Mubadalah.id – Bagaimana kabarnya sahabat salingers, menjelang akhir Ramadan, di mana banyak doa dilontarkan, banyak harap dilangitkan serta banyak mimpi disampaikan kepada Sang Pemilik langit dan bumi. Telah tertulis janji dalam kitab-Nya yang mulia, tentang malam lailatul qadar di 10 malam terakhir, yakni malam yang lebih baik dari seribu bulan.
Lalu, dari banyaknya doa yang telah kau hantarkan ke langit, masih sempat kah kau menyebut saudara-saudara kita di Palestina? Agar segera mendapatkan kemerdekaannya. Atau malah kau lalai dari menyebut mereka? Saking banyaknya anganmu terhadap dunia? Sedangkan saudara kita di Palestina, tengah membayar mahal kehormatan kaum muslim sedunia dengan darah dan air mata.
Tindakan genosida yang telah Israel lakukan adalah bentuk nyata kebiadaban mereka. Anak-anak, perempuan, para sepuh, rakyat biasa, semua ikut menjadi korban. Gaza seolah telah berubah menjadi kuburan masal. Mayat bergelimpangan, suara tangis ada dimana-mana, jerit ketakuan seolah menjadi kidung dan nyanyian mereka. MASIH adakah tempat aman untuk mereka di dunia ini? Anak-anak terpaksa menanggalkan masa bahagianya, terpaksa dewasa oleh keadaan.
Dalam artikel kali ini, kami akan membahas tentang seorang bocah 12 tahun, yang bernama Zakaria Sarsak, agar kita belajar tabah dari perjalanan hidupnya, menjadi relawan di RS Al-Aqsa Gaza.
Alasan Menjadi Relawan di Usia Muda
Beredar sebuah video yang memperlihatkan Sarsak tengah bolak-balik di rumah sakit Al-Aqsa Gaza, saat mendapatkan pertanyaan alasan mengapa dia mau menjadi relawan di usia yang sangat muda, sungguh jawaban yang keluar dari lisan mulianya adalah jawaban yang menampar sampai ke ulu hati.
Melansir, kumparan.com. berikut ulasannya.
Ia mengungkapkan alasannya menjadi relawan karena ingin membantu sesama warga Gaza yang terluka.
“Ketika kami pergi untuk menyelamatkan orang-orang yang terluka akibat serangan yang terjadi, saya merasa sedih, khususnya kepada anak-anak.

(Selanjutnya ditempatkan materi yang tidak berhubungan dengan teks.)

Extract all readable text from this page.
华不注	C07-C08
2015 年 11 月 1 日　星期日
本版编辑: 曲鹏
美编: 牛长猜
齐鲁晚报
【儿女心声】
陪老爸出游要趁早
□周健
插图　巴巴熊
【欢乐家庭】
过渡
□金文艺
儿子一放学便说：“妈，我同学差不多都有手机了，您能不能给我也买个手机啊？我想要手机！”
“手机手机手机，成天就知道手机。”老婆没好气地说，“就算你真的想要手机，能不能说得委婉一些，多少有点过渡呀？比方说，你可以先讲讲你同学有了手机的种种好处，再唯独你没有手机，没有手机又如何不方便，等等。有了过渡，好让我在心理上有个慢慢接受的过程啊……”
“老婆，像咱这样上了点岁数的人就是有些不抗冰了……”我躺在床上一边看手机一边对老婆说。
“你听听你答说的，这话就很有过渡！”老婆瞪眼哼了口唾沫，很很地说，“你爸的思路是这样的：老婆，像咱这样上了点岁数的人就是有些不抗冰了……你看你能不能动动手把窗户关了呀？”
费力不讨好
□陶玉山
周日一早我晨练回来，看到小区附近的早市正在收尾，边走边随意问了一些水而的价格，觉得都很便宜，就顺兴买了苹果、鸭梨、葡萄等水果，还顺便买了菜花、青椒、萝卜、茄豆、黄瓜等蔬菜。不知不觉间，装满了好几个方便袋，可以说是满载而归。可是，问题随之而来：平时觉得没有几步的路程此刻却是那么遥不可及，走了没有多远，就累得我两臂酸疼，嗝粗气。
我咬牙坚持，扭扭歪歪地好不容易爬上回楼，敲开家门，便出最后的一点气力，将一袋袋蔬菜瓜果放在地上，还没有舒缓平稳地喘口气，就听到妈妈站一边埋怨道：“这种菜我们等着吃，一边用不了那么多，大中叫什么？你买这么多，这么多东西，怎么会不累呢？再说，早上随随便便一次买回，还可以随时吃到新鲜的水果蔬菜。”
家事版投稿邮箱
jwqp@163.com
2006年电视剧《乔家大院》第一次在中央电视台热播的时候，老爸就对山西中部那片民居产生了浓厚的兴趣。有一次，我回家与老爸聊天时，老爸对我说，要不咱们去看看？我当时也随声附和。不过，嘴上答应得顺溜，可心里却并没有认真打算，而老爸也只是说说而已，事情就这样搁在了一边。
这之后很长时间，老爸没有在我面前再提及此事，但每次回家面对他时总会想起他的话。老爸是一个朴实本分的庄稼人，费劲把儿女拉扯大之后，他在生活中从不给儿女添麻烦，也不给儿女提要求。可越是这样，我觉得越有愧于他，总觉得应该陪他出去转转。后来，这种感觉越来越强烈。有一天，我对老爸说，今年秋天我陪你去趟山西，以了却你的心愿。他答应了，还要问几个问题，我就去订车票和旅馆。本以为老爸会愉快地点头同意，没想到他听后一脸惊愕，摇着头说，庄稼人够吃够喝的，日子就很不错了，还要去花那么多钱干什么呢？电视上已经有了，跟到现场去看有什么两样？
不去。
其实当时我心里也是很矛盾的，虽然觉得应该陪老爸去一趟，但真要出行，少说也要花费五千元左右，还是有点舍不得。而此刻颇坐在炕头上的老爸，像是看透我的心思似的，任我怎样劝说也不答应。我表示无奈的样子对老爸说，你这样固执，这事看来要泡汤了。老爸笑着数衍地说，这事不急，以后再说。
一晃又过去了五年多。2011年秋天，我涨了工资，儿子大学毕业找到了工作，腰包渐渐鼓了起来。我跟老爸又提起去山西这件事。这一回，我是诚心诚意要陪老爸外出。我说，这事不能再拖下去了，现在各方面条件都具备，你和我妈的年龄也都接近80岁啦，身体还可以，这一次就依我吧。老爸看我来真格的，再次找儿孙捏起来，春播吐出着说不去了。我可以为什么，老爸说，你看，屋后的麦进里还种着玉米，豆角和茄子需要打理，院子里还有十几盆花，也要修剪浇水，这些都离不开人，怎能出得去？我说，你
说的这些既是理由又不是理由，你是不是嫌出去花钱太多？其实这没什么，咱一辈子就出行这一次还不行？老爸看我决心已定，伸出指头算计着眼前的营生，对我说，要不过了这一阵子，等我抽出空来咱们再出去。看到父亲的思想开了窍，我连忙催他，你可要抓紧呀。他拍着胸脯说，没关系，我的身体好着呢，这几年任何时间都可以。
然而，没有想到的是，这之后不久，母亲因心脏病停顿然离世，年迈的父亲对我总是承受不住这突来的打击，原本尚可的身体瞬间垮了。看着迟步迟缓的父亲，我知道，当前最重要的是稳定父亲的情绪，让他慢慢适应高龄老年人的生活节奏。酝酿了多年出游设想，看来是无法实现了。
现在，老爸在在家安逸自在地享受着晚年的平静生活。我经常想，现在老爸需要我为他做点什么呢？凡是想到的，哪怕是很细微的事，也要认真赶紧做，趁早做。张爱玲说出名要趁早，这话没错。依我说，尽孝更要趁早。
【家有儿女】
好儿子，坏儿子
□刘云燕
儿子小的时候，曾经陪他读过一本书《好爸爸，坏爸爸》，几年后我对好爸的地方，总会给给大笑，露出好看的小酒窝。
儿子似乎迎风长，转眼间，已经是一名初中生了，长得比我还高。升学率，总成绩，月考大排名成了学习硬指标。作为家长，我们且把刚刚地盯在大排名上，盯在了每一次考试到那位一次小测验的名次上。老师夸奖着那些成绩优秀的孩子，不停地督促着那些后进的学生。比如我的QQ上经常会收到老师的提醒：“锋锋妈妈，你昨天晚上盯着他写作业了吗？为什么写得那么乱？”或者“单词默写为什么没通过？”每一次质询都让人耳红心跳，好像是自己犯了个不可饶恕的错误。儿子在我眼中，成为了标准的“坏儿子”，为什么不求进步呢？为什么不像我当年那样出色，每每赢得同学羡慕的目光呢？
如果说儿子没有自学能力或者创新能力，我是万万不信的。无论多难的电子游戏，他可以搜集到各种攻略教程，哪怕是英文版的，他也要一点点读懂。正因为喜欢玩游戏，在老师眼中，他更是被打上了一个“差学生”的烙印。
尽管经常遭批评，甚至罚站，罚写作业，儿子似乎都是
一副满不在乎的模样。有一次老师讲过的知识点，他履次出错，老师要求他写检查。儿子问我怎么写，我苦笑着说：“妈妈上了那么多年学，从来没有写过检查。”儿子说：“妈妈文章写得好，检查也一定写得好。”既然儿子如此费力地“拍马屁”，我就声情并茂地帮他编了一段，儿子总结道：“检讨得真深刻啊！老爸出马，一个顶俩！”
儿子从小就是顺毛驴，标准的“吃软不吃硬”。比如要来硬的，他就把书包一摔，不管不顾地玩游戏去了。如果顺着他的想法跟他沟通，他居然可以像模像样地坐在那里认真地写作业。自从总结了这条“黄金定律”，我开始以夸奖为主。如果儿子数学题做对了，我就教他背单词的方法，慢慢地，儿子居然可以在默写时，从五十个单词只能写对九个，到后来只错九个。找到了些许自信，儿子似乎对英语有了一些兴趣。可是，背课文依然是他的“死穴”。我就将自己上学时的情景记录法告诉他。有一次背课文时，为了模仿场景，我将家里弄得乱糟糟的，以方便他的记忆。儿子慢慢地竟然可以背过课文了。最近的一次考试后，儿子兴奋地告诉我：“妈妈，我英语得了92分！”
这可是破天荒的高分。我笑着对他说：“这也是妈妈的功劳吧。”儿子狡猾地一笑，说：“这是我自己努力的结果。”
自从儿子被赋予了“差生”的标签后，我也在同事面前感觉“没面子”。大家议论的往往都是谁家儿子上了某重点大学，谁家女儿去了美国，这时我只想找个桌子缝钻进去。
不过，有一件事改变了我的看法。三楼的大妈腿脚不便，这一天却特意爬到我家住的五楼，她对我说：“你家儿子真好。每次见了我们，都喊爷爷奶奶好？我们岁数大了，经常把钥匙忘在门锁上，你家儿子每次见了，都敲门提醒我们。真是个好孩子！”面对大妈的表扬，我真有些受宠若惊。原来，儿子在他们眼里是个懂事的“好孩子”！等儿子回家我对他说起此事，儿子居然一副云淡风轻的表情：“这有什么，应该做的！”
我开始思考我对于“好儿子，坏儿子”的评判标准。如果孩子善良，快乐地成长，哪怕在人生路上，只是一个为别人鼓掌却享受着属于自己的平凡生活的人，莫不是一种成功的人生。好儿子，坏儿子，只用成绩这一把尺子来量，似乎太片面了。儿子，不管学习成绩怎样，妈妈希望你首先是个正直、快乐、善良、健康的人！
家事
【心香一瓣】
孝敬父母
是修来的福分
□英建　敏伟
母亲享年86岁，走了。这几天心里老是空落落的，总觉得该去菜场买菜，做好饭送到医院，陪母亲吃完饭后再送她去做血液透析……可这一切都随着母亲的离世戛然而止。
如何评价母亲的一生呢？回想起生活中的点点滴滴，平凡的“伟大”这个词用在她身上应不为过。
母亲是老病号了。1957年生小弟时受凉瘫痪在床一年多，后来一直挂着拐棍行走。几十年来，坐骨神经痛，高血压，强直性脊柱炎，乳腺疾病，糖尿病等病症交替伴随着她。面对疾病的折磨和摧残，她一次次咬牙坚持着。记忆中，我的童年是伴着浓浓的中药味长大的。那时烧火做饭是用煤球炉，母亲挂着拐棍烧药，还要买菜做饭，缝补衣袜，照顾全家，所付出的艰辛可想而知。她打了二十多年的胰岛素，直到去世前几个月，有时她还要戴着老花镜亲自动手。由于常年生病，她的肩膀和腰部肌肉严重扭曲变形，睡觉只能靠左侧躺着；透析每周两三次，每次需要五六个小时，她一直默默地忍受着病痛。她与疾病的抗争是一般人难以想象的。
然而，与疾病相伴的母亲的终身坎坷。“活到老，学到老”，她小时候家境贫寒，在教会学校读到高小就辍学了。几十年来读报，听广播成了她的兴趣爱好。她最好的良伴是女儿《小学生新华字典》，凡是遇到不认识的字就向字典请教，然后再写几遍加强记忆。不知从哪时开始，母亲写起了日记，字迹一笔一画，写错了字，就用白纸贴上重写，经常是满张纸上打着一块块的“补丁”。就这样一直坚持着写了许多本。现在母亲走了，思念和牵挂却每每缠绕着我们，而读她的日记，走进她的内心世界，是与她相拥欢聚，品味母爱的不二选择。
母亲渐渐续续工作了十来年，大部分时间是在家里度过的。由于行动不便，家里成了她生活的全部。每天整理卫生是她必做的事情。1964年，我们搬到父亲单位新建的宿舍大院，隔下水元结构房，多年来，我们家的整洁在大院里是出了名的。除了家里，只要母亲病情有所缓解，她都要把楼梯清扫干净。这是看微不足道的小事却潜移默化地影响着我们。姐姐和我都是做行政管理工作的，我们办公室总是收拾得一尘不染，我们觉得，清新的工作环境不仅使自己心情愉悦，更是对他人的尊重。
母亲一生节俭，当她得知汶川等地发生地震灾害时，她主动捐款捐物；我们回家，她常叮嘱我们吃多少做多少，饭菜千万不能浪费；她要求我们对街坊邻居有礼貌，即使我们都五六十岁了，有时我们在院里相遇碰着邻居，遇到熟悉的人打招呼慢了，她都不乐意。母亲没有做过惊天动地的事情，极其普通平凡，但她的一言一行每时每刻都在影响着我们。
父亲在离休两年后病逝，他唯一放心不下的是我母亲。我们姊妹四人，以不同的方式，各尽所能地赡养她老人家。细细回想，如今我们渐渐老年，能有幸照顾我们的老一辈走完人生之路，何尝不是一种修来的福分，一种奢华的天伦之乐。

Jadi, kami membawa semua yang terluka ke RS Al-Aqsa,” tuturnya.
Sarsak juga membantu membawa para jenazah ke ambulan, meskipun usianya terbilang masih bocah, namun nyalinya tidak perlu diragukan lagi.
“Saya membantu para dokter di dalam [rumah sakit]. Saya memasukkan obat ke dalam jarum suntik, saya membawa orang yang terluka ke radiologi. Dan saya membawa orang-orang yang terluka ke poli,” jelasnya.
Menjadi Tabah karena Keadaan
Dari Zakaria Sarsak ini, seharusnya kita belajar bahwasanya kadangkala keadan sulitlah yang membuat kita semakin kuat. Adakalanya dalam posisi terdesak, tersimpan power alami dalam diri kita sebagai manusia untuk lebih tabah lagi melawan rasa takut. Dari warga Gaza kita bisa melihat, kesabaran, ketabahan, sekaligus keikhlasan menyatu dalam satu ruang sendu yang mereka juga bingung kapan akan berakhir.
Sudah tidak ada lagi tawa seru anak-anak bermain bersama. Tak ada pula, salam hangat para kepala rumah tangga, pulang bekerja membawa nafkah keluarga. Apalagi aroma masakan sedap para ibu rumah tangga. Semuanya sudah tergantikan dengan ketar-ketir ketabahan berharap cemas, masih adakah waktuku besok?
Pelajaran yang Bisa diambil
RS Al-Aqsa merupakan salah satu dari sedikit rumah sakit yang beroperasi dan masih merawat pasien yang selamat dari serangan udara Israel. Akibat serangan Israel yang ingin menguasai Jalur Gaza, hingga kini sudah lebih dari 32 ribu warga Palestina tewas dan melukai lebih dari 75 ribu orang.
Dari kisah Sarsak dan ribuan anak Gaza yang kurang beruntung lainnya, semoga kita bisa belajar agar lebih menghargai hidup dan kehidupan. Agar lebih tenang dalam menilai permasalahan. Barangkali Allah ingin membuat kita lebih matang dan tabah dengan situasi sulit yang menimpa.
Selamat menjalankan ibadah puasa salingers, jangan lupa selipkan doa terbaik untuk saudara-saudara kita di Palestina. []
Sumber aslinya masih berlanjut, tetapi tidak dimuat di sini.